Si quelqu’un a une idée de la façon dont je pourrais poursuivre cette recherche dans l’Yonne pour trouver la raison de ce départ, n’hésitez pas à m’en faire part.

C’est assez vertigineux de se dire que ses enfants icaunais n’ont jamais su ce qu’était devenu leur père. J’aurais voulu pouvoir leur dire tout ce que j’avais appris et qu’ils ignoraient.

Famille de Cyr François Lorillon (cliquer sur l’image pour l’agrandir)

Et Marie Marguerite Payen dans tout ça ?

Je me penche ensuite sur Marie Marguerite Payen. Malheureusement ce nom n’est pas rare, d’où mes difficultés jusqu’alors pour avancer. Mais je me doute maintenant que si François est originaire de l’Yonne, Marie Marguerite est plus probablement du Pays de Bray. Je me concentre donc sur toutes les Marie Marguerite Payen (ou seulement Marie ou Marguerite) dans les communes de ce territoire situé à l’est de la Seine-Maritime.

Je trouve ainsi qu’avant François Lorillon, elle s’était mariée le 1er floréal an V à Saint-Léger-au-Bois (76) avec Pierre Nicolas Durié. Elle avait eu trois enfants avec lui :

  • Antoine né le 29 pluviôse an VI,
  • Vincent Lambert né le 26 fructidor an VII,
  • Marie Marguerite née le 24 pluviôse an IX.

Tous sont nés à Richemont (76) où est également décédé leur père en 1802.

J’apprends grâce à l’acte de mariage que Marie Marguerite Payen est la fille de Jacques (sosa 338) et de feu Marie Rose Dumont (sosa 339).

Le 1er juin 1826, Vincent Lambert Durié, se marie au Havre. Marie Marguerite demeure alors à Beaubec-la-Rosière. Elle a donné son consentement par un acte établi chez Me Beaufils notaire à Forges-les-Eaux.

C’est dans l’acte de mariage de Marie Marguerite Durié, qui se marie à Louviers (27) le 9 juillet 1845 que j’apprends que sa mère est décédée à Paris le 27 mars 1831.

Par chance, cet acte a été reconstitué. Pourquoi ? Il est indiqué sur la page de garde de l’acte, que cela a été fait à la demande du greffe de Louviers en 1873. En lisant l’acte on comprend que c’est en fait une copie conforme qui avait été envoyée à Louviers à l’occasion du mariage de sa fille.

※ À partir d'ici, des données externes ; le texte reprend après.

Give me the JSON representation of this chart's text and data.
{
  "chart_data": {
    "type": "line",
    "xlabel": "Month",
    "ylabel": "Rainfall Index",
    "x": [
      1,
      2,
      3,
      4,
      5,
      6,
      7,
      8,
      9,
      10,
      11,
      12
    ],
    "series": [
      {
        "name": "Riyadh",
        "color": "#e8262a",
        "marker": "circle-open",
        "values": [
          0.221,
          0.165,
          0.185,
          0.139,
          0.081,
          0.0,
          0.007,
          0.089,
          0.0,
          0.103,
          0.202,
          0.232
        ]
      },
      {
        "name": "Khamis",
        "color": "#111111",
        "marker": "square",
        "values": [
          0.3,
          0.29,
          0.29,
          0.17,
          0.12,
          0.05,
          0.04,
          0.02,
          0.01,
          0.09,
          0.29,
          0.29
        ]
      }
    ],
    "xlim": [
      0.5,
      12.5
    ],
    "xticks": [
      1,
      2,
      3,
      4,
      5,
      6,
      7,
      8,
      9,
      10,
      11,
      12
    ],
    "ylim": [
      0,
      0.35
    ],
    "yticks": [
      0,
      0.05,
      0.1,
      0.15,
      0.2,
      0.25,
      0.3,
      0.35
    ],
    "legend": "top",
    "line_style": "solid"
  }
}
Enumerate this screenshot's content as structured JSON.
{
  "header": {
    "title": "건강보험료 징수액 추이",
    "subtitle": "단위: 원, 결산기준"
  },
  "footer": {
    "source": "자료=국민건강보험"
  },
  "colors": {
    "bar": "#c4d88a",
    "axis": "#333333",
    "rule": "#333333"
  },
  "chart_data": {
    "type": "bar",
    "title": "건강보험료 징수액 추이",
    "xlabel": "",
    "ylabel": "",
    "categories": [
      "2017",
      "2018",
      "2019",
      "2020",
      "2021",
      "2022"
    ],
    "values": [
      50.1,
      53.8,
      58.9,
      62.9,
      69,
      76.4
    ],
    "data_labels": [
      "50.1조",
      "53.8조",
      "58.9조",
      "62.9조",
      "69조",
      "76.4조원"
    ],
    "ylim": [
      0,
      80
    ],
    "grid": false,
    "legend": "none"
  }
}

Ce qui est troublant c’est que cet acte est enregistré à Paris le 25 mars 1873, 3 jours avant le décès de sa fille survenu à Cherbourg le 28 mars 1873. Il n’y a pourtant sans doute aucun lien entre la reconstitution de l’acte parisien et le décès de cette dernière.

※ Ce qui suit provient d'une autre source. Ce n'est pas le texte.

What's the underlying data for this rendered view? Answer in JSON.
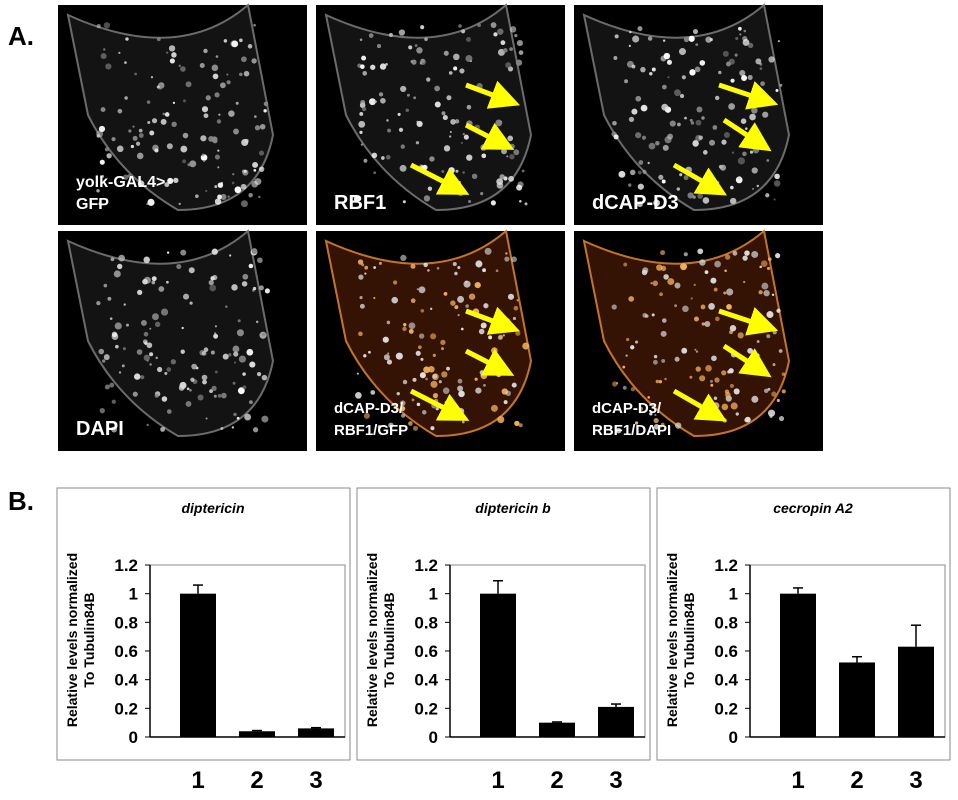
{
  "figure": {
    "panel_a_label": "A.",
    "panel_b_label": "B.",
    "images": [
      {
        "label_lines": [
          "yolk-GAL4>",
          "GFP"
        ]
      },
      {
        "label_lines": [
          "RBF1"
        ]
      },
      {
        "label_lines": [
          "dCAP-D3"
        ]
      },
      {
        "label_lines": [
          "DAPI"
        ]
      },
      {
        "label_lines": [
          "dCAP-D3/",
          "RBF1/GFP"
        ]
      },
      {
        "label_lines": [
          "dCAP-D3/",
          "RBF1/DAPI"
        ]
      }
    ]
  },
  "chart_data": [
    {
      "type": "bar",
      "title": "diptericin",
      "ylabel_lines": [
        "Relative levels normalized",
        "To Tubulin84B"
      ],
      "categories": [
        "1",
        "2",
        "3"
      ],
      "values": [
        1.0,
        0.04,
        0.06
      ],
      "errors": [
        0.06,
        0.005,
        0.005
      ],
      "color": "#000000",
      "ylim": [
        0,
        1.2
      ],
      "yticks": [
        0,
        0.2,
        0.4,
        0.6,
        0.8,
        1,
        1.2
      ]
    },
    {
      "type": "bar",
      "title": "diptericin b",
      "ylabel_lines": [
        "Relative levels normalized",
        "To Tubulin84B"
      ],
      "categories": [
        "1",
        "2",
        "3"
      ],
      "values": [
        1.0,
        0.1,
        0.21
      ],
      "errors": [
        0.09,
        0.005,
        0.02
      ],
      "color": "#000000",
      "ylim": [
        0,
        1.2
      ],
      "yticks": [
        0,
        0.2,
        0.4,
        0.6,
        0.8,
        1,
        1.2
      ]
    },
    {
      "type": "bar",
      "title": "cecropin A2",
      "ylabel_lines": [
        "Relative levels normalized",
        "To Tubulin84B"
      ],
      "categories": [
        "1",
        "2",
        "3"
      ],
      "values": [
        1.0,
        0.52,
        0.63
      ],
      "errors": [
        0.04,
        0.04,
        0.15
      ],
      "color": "#000000",
      "ylim": [
        0,
        1.2
      ],
      "yticks": [
        0,
        0.2,
        0.4,
        0.6,
        0.8,
        1,
        1.2
      ]
    }
  ]
}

Je trouve dans cet acte qu’en 1831, elle habitait à Saumont-la-Poterie (76) où elle était couturière, et qu’elle est décédée 4 parvis Notre-Dame. Après vérification sur un plan de Paris, je pense qu’il s’agit en fait tout simplement de l’Hôtel-Dieu. Mais que faisait-elle à Paris ? Encore un mystère.

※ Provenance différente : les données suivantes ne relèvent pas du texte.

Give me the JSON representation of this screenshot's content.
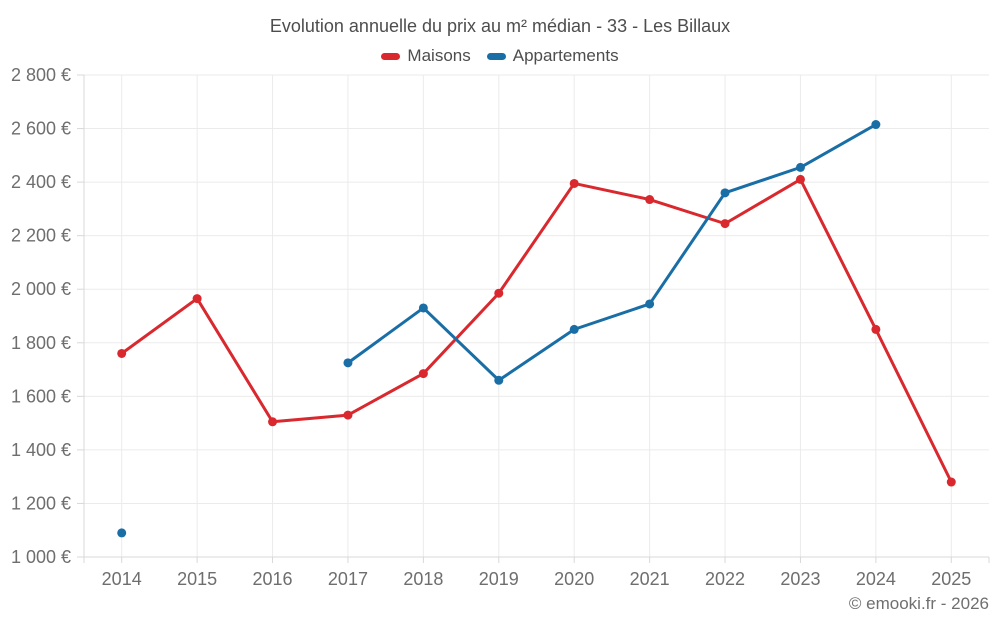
{
  "header": {
    "title": "Evolution annuelle du prix au m² médian - 33 - Les Billaux"
  },
  "legend": {
    "items": [
      {
        "label": "Maisons",
        "color": "#d9282e"
      },
      {
        "label": "Appartements",
        "color": "#1a6ea6"
      }
    ]
  },
  "footer": {
    "copyright": "© emooki.fr - 2026"
  },
  "colors": {
    "maisons": "#d9282e",
    "appartements": "#1a6ea6",
    "gridline": "#ebebeb",
    "axis": "#d8d8d8",
    "axis_text": "#6e6e6e",
    "title_text": "#4d4d4d"
  },
  "chart_data": {
    "type": "line",
    "title": "Evolution annuelle du prix au m² médian - 33 - Les Billaux",
    "x": [
      2014,
      2015,
      2016,
      2017,
      2018,
      2019,
      2020,
      2021,
      2022,
      2023,
      2024,
      2025
    ],
    "xtick_labels": [
      "2014",
      "2015",
      "2016",
      "2017",
      "2018",
      "2019",
      "2020",
      "2021",
      "2022",
      "2023",
      "2024",
      "2025"
    ],
    "series": [
      {
        "name": "Maisons",
        "color": "#d9282e",
        "values": [
          1760,
          1965,
          1505,
          1530,
          1685,
          1985,
          2395,
          2335,
          2245,
          2410,
          1850,
          1280
        ]
      },
      {
        "name": "Appartements",
        "color": "#1a6ea6",
        "values": [
          1090,
          null,
          null,
          1725,
          1930,
          1660,
          1850,
          1945,
          2360,
          2455,
          2615,
          null
        ]
      }
    ],
    "ylim": [
      1000,
      2800
    ],
    "ytick_step": 200,
    "ytick_values": [
      1000,
      1200,
      1400,
      1600,
      1800,
      2000,
      2200,
      2400,
      2600,
      2800
    ],
    "ytick_labels": [
      "1 000 €",
      "1 200 €",
      "1 400 €",
      "1 600 €",
      "1 800 €",
      "2 000 €",
      "2 200 €",
      "2 400 €",
      "2 600 €",
      "2 800 €"
    ],
    "ylabel_suffix": " €",
    "grid": true,
    "legend_position": "top",
    "annotation": "© emooki.fr - 2026"
  }
}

Je découvre aussi, qu’après le décès de Cyr François Lorillon, elle a épousé Joseph Florimond Normand le 30 janvier 1823 à Beaubec-la-Rosière. C’est avec cet acte de mariage que je découvre qu’elle est née à Saint-Léger-aux-Bois le 4 août 1777.

Famille de Marie Marguerite Payen (cliquer sur l’image pour l’agrandir)

Conclusion

J’étais partie de Nicolas Edouard Lorillon qui a son mariage ne semblait pas avoir de famille, ne semblait rien connaître de ses parents, si ce n’est leurs noms, pour découvrir qu’il avait finalement eu 12 frères et sœurs ! Il n’a pu en connaître que quelques-uns (7 au maximum), mais jusqu’à quel point ? Jusqu’à quel âge ? Avait-il une idée de l’histoire de son père ?

Et qu’est-ce qui a poussé Cyr François Lorillon a quitter l’Yonne et toute sa famille ?

Trop de questions restent ouvertes. Je vais continuer à traquer les Lorillon pour essayer d’en savoir plus. Tout porte à croire que ce billet n’est pas le dernier sur cette famille.

3 Replies to “Qui étaient les parents de Nicolas Edouard Lorillon ?”

  1. 2
    Laëtitia

    Et j’espère bien, un jour, trouver plus d’informations sur cette famille. La raison de la « disparition » de Cyr François de l’Yonne, mais aussi ce qu’il est advenu des enfants pendant leur enfance et leur jeunesse restent des énigmes. Et le fait que Jean Sébastien Lorillon ait été absent pendant 18 ans du « pays » m’intrigue, ainsi que le parcours de mon ancêtre Nicolas Edouard avant son arrivée à Canteleu. Bref encore quelques années avant un nouveau billet levant ces mystères ?

  2. 3
    Romain - Mes Ancêtres et moi

    Une enquête qui nous fait voyager et que j’ai adoré suivre ! Merci de nous faire partager ces aventures de François et Marie Marguerite.